Introduction
The rise of deepfakes has raised concerns about the potential misuse of this technology for disinformation, fraud, and other malicious purposes. To counter this threat, researchers have developed deepfake detectors that can identify deepfakes with widely published claims of 99%+ accuracy. Yet, this space evolves extremely quickly, with new and more realistic algorithms being released on a weekly basis.
To keep up with the evolving threat landscape, detectors need to be generalisable across different datasets and deepfake generation methods. With the release of a new deepfake dataset - DeepAction (Bohacek & Farid, 2024) - we took the opportunity to assess the generalisability of open-source deepfake detectors across the dataset and deepfake generation methods.
While much of our work involves evaluating closed-source models, there's much to be learned from open-source models and we hope that the lessons learned from our assessment will be useful to the wider community evaluating deepfake detectors and those building generalisable models.
Key Takeaways
- When fine-tuned on new data, deepfake detectors can perform well even outside their original training domain (faces) - achieving 95%+ AUC scores on action videos. This suggests the underlying architectures are capable of adapting to new types of deepfakes when properly trained.
- However, pre-trained models perform poorly when tested on new types of deepfakes without fine-tuning - even for models designed to be more generalisable and pre-trained on large datasets, AUC scores drop to 67-71%. This highlights the challenge of building truly generalisable detectors.
- Generalisability exists on a spectrum - while newer architectures like UCF and CLIP show promise, their effectiveness must be validated on unseen datasets that mirror real-world deployment conditions.

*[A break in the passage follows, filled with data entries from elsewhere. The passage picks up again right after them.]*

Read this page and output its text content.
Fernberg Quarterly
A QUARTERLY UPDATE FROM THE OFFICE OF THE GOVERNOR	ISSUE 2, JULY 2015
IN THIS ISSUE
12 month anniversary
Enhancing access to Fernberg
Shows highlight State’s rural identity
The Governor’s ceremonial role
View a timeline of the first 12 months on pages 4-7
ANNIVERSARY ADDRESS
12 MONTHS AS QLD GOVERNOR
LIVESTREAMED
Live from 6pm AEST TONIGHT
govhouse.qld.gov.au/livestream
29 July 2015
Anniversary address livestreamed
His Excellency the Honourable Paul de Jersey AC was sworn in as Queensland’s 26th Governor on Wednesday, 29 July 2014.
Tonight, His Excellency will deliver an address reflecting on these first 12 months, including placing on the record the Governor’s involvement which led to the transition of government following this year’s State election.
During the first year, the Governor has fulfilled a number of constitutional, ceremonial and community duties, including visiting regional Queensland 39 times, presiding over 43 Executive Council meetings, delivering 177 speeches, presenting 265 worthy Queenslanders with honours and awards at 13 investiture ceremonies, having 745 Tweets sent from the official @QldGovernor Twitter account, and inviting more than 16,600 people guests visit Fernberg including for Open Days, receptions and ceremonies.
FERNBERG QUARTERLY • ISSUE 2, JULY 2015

- Feature separation in the latent space does not automatically translate to strong classification performance. However, when a model learns meaningful representations, adapting it to new domains can be as simple as retraining the final classification layer - as demonstrated by CLIP's rapid improvement from 71% to 94% AUC by freezing the underlying parameters and training a new classifier.
DeepAction Dataset
The DeepAction Dataset, is a comprehensive collection of human action videos consisting of 3,100 AI-generated clips from seven text-to-video models (BD AnimateDif (Lin & Yang, 2024), CogVideoX-5B (Yang et al., 2024), RunwayML Gen3 (RunwayML, n.d.), Stable Diffusion (Blattmann et al., 2023), Veo (Veo, n.d.), and VideoPoet (Kondratyuk et al., 2024) and 100 matching real videos from Pexels.